Military May Soon Get Atheist Chaplains
Christians have many. We Jews have a few. Muslims and Buddhists do, too, and the Hindus and Wiccans may soon get theirs. But despite the fact that 3,000 chaplains minister to the needs of active-duty service people in the military, none serve atheists.
That may soon change. “Groups representing atheists and secular humanists are pushing for the appointment of one of their own to the chaplaincy, hoping to give voice to what they say is a large — and largely underground — population of nonbelievers in the military,” The New York Times reports.
Jason Torpy, a former Army captain who is president of the Military Association of Atheists and Freethinkers, told the Times humanist chaplains would do everything religious chaplains do, including counsel troops and help them follow their faiths.
“Humanism fills the same role for atheists that Christianity does for Christians and Judaism does for Jews,” Torpy said. “It answers questions of ultimate concern; it directs our values.”

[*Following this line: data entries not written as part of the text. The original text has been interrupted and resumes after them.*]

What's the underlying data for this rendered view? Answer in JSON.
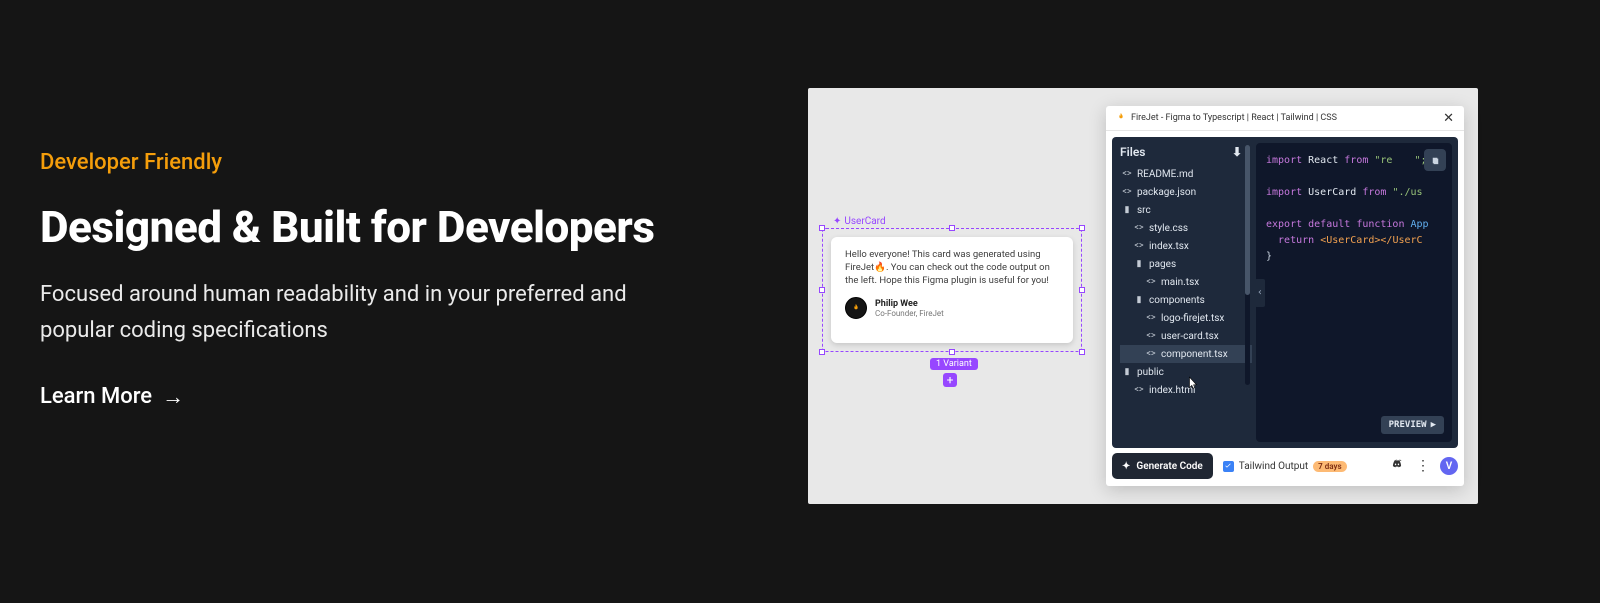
{
  "hero": {
    "eyebrow": "Developer Friendly",
    "headline": "Designed & Built for Developers",
    "sub": "Focused around human readability and in your preferred and popular coding specifications",
    "cta": "Learn More"
  },
  "figma": {
    "frame_label": "UserCard",
    "card_text": "Hello everyone! This card was generated using FireJet🔥. You can check out the code output on the left. Hope this Figma plugin is useful for you!",
    "author_name": "Philip Wee",
    "author_role": "Co-Founder, FireJet",
    "variant_badge": "1 Variant",
    "plus": "+"
  },
  "plugin": {
    "title": "FireJet - Figma to Typescript | React | Tailwind | CSS",
    "files_header": "Files",
    "tree": {
      "readme": "README.md",
      "package": "package.json",
      "src": "src",
      "style": "style.css",
      "indextsx": "index.tsx",
      "pages": "pages",
      "maintsx": "main.tsx",
      "components": "components",
      "logo": "logo-firejet.tsx",
      "usercard": "user-card.tsx",
      "component": "component.tsx",
      "public": "public",
      "indexhtml": "index.html"
    },
    "code": {
      "l1a": "import",
      "l1b": " React ",
      "l1c": "from",
      "l1d": " \"re",
      "l1e": "\";",
      "l2a": "import",
      "l2b": " UserCard ",
      "l2c": "from",
      "l2d": " \"./us",
      "l3a": "export",
      "l3b": " default ",
      "l3c": "function",
      "l3d": " App",
      "l4a": "  return ",
      "l4b": "<UserCard>",
      "l4c": "</UserC",
      "l5": "}"
    },
    "preview_btn": "PREVIEW",
    "generate_btn": "Generate Code",
    "tailwind_label": "Tailwind Output",
    "days_badge": "7 days",
    "avatar_letter": "V"
  }
}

The Times didn’t get reactions from Jewish clergy, but celebrity Rabbi Shmuley Boteach lashed out in a Huffington Post essay that the idea’s “kind of absurd…. Do I think it’s a good idea for the military to have atheist counselor soldiers? Sure. Let’s have trained professionals who profess atheism who are made available to non-believing service men and women who are reluctant to discuss personal issues with religious chaplains. But please, call them something that doesn’t make a mockery of religion by pretending that someone can be a minister of the religion of non-belief.”